Bankman-Fried, who is charged with wire fraud, bank fraud, operating an unlicensed money transmitter, bribery, and campaign finance, asked Judge Lewis Kaplan of the United States District Court for the Southern District of New York in May to dismiss at least 11 of the 13 fraud and conspiracy charges he faced.
Judge Lewis Kaplan dismissed the final three of those requests earlier this month, stating that the exchange’s founder lacked standing to dismiss several of these accusations and did not satisfy the extraordinary conditions for dismissal.
He refused Bankman-Fried’s pleas to dismiss the accusations of bank fraud, money transmission, political funding, bribery, wire fraud, and other crimes on Tuesday.
Bankman-Fried, according to federal prosecutors in Manhattan, misappropriated billions of dollars in FTX client money to fill losses at his hedge fund, Alameda Research, deceived investors and lenders, and unlawfully contributed to U.S. political campaigns in the names of his colleagues.
The ex-billionaire has pled not guilty.

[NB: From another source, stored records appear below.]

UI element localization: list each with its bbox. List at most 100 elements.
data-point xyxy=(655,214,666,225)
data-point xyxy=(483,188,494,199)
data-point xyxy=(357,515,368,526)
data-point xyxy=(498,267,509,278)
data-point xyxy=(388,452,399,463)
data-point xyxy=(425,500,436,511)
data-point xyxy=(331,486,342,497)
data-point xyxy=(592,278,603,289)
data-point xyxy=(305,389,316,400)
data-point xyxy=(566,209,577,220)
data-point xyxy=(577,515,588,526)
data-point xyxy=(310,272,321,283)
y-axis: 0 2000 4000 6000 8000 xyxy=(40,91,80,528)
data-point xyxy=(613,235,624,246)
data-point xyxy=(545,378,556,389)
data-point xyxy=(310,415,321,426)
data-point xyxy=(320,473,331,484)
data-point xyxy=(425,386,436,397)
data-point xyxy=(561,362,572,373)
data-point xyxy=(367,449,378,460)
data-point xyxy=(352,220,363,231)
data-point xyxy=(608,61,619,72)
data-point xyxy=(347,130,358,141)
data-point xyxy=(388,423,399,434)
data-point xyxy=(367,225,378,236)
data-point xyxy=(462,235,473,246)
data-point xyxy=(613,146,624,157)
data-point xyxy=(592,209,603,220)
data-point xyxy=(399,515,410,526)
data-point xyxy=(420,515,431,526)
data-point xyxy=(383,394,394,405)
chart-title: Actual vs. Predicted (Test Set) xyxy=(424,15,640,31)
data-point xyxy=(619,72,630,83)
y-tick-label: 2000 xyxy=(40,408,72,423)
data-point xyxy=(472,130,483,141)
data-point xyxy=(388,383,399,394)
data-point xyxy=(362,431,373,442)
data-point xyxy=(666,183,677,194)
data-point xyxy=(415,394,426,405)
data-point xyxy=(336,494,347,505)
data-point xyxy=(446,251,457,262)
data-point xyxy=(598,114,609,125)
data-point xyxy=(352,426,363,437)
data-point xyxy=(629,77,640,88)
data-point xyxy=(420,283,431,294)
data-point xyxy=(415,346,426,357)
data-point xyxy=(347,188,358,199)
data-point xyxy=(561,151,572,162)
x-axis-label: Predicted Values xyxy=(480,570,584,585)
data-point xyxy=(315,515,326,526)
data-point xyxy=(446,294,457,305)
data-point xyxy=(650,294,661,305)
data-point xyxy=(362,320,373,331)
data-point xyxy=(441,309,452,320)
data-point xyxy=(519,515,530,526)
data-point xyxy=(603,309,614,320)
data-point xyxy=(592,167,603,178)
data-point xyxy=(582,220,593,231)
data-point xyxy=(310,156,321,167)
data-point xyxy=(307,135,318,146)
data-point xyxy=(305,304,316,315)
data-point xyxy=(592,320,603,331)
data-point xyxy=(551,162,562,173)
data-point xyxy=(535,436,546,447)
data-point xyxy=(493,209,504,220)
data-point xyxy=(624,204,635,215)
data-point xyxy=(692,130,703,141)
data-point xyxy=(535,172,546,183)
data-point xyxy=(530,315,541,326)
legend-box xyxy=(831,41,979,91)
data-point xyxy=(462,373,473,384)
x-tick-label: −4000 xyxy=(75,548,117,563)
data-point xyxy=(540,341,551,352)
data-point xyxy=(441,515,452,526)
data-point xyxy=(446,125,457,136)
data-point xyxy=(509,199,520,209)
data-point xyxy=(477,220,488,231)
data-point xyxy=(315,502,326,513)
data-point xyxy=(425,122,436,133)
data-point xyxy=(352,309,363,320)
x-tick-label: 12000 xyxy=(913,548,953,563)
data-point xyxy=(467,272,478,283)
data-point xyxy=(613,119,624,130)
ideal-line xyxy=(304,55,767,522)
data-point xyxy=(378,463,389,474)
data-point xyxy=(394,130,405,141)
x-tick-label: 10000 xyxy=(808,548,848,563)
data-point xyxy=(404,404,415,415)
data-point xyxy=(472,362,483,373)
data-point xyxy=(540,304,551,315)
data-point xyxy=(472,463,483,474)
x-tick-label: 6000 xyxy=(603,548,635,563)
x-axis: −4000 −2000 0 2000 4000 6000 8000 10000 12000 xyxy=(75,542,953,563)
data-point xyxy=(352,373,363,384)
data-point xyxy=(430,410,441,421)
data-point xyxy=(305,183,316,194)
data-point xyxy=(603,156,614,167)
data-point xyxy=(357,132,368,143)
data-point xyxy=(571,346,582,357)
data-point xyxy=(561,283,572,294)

He admitted to poor risk management at FTX but denied taking money.
The judge’s 41-page commentary explains why he denied the four remaining pretrial motions to dismiss, including problems with the venue and whether prosecutors established genuine property rights in pursuing fraud charges.
Judge Kaplan earlier granted Bankman-Fried and prosecutors permission to separate five of the 13 allegations filed against the former FTX CEO, setting a trial date for those offenses in March 2024.
He said that some were based on a legal basis of fraud that the US Supreme Court had rejected and that others were unlawfully filed without agreement from the Bahamas, where he was detained in December and extradited to the US. The court observed that the Bahamas has not yet objected to any of the accusations but that if that changed, a renewed motion might be made.